5.2 Op grond van voormelde richtlijn is het uitgangspunt dat een kostenveroordeling wordt opgelegd, tenzij er bijzondere omstandigheden zijn om dat niet te doen, dan wel een lagere kostenveroordeling op te leggen. In dit geval ziet de kamer aanleiding om af te zien van een kostenveroordeling, omdat de op te leggen maatregel de lichtste maatregel betreft, die een zakelijke terechtwijzing inhoudt van de onjuistheid van de handelwijze van de gerechtsdeurwaarder, zonder daarop (in dit geval) een al te groot stempel van laakbaarheid te drukken. Met het opleggen van deze maatregel wordt de gerechtsdeurwaarder in de gelegenheid gesteld zich te verbeteren, terwijl tevens de verwachting wordt uitgesproken dat een dergelijke handelwijze niet opnieuw plaatsvindt. De kamer acht het onder deze omstandigheden niet billijk dat de gerechtsdeurwaarder de kosten van de behandeling bij de kamer moet vergoeden.

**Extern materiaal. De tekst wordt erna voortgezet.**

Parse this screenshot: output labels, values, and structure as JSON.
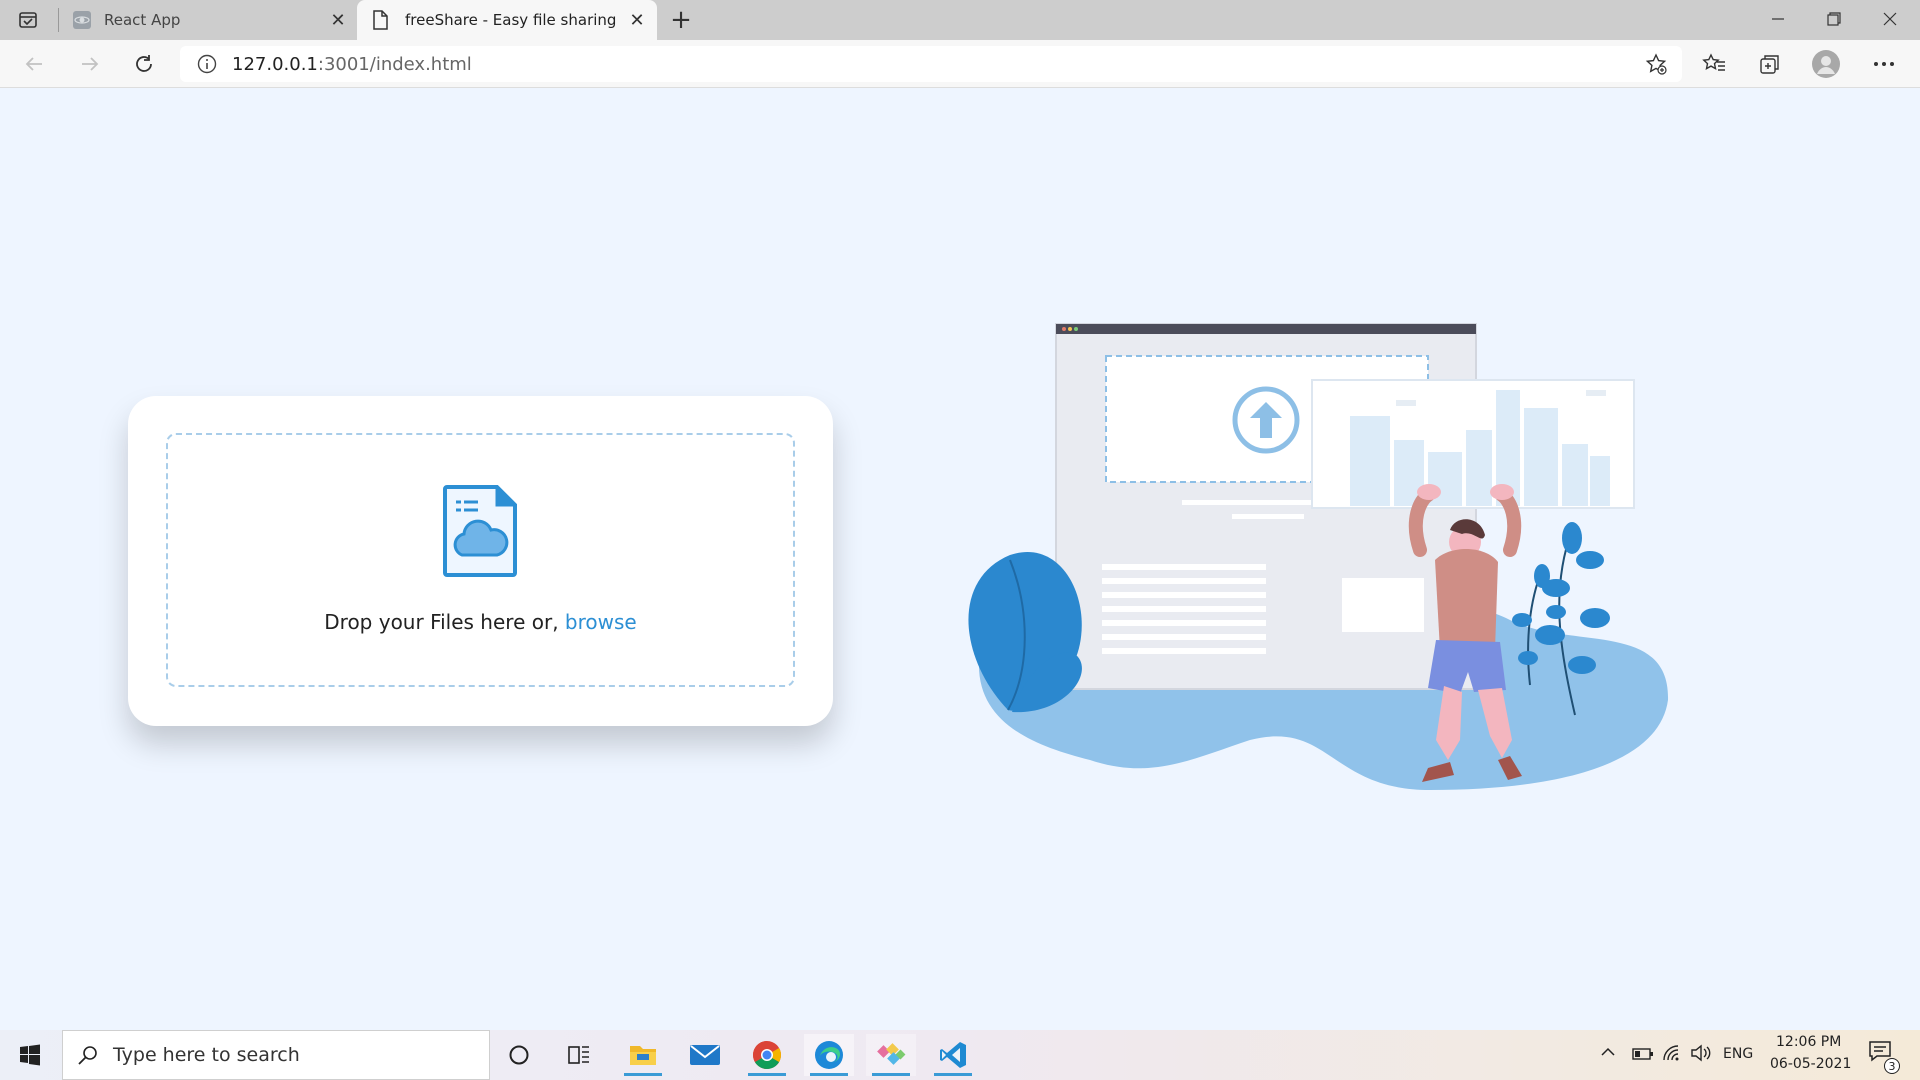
{
  "browser": {
    "tabs": [
      {
        "title": "React App",
        "active": false,
        "icon": "react-favicon"
      },
      {
        "title": "freeShare - Easy file sharing",
        "active": true,
        "icon": "page-icon"
      }
    ],
    "new_tab_symbol": "+",
    "url_host": "127.0.0.1",
    "url_path": ":3001/index.html",
    "info_symbol": "i",
    "window_controls": [
      "minimize",
      "restore",
      "close"
    ]
  },
  "page": {
    "drop_text": "Drop your Files here or,",
    "browse_label": "browse",
    "colors": {
      "accent": "#2c8fd4",
      "background": "#eef5ff",
      "card": "#ffffff",
      "dashed_border": "#a9cde9"
    }
  },
  "taskbar": {
    "search_placeholder": "Type here to search",
    "apps": [
      "task-view",
      "file-explorer",
      "mail",
      "chrome",
      "edge",
      "git-kraken",
      "vscode"
    ],
    "language": "ENG",
    "time": "12:06 PM",
    "date": "06-05-2021",
    "notification_count": "3"
  }
}
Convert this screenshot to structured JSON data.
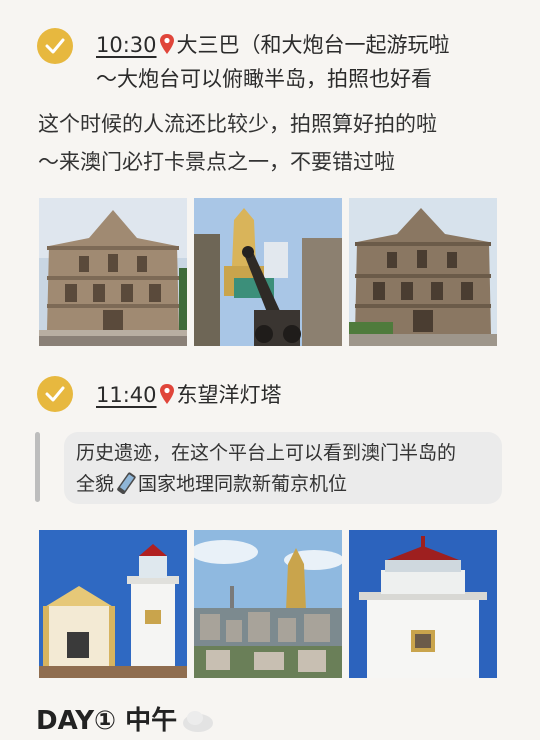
{
  "stop1": {
    "time": "10:30",
    "line1_rest": "大三巴（和大炮台一起游玩啦",
    "line2": "～大炮台可以俯瞰半岛，拍照也好看"
  },
  "paragraph": {
    "line1": "这个时候的人流还比较少，拍照算好拍的啦",
    "line2": "～来澳门必打卡景点之一，不要错过啦"
  },
  "stop2": {
    "time": "11:40",
    "place": "东望洋灯塔"
  },
  "quote": {
    "line1": "历史遗迹，在这个平台上可以看到澳门半岛的",
    "line2a": "全貌",
    "line2b": "国家地理同款新葡京机位"
  },
  "day_heading": "DAY① 中午",
  "icons": {
    "check": "check-circle-icon",
    "pin": "map-pin-icon",
    "phone": "phone-icon",
    "cloud": "cloud-icon"
  },
  "colors": {
    "check": "#e7b83f",
    "pin": "#e0453a"
  }
}
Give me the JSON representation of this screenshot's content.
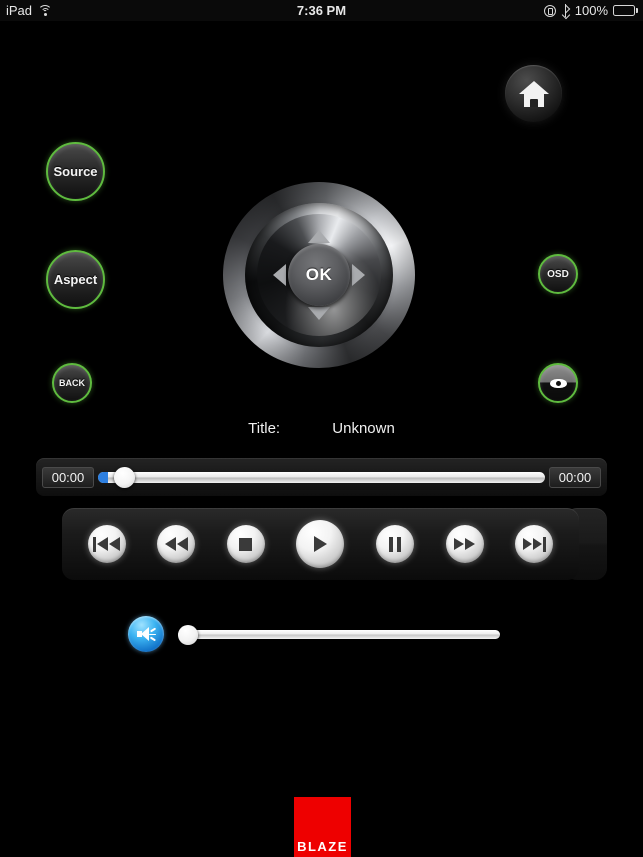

5.3 Omdat de kamer de klacht (gedeeltelijk) gegrond verklaart, stelt de kamer vast dat de gerechtsdeurwaarder op grond van artikel 37 lid 4 Gdw het door klager betaalde griffierecht (€ 50,00) aan hem dient te vergoeden.

5.4 Op grond van voorgaande wordt beslist als volgt.

BESLISSING

De Kamer voor Gerechtsdeurwaarders:       

  • verklaart klachtonderdeel a. gegrond;
  • verklaart de klacht voor het overige ongegrond;
  • legt de gerechtsdeurwaarder voor het gegronde deel van de klacht de maatregel van waarschuwing op;
  • veroordeelt de gerechtsdeurwaarder tot betaling aan klager van zijn kosten van de procedure in eerste aanleg, bestaande uit € 50,00 aan griffierecht, nadat de uitspraak onherroepelijk is geworden.

Aldus gegeven door mr. M.L.S Kalff, plaatsvervangend-voorzitter, en mr. L. Voetelink en M.J.C. van Leeuwen, leden en uitgesproken ter openbare terechtzitting van 29 september 2021, in tegenwoordigheid van de secretaris.

Tegen deze beslissing kan binnen dertig dagen na dagtekening van verzending van het afschrift van de beslissing, hoger beroep worden ingesteld bij het gerechtshof Amsterdam, Postbus 1312, 1000 BH Amsterdam.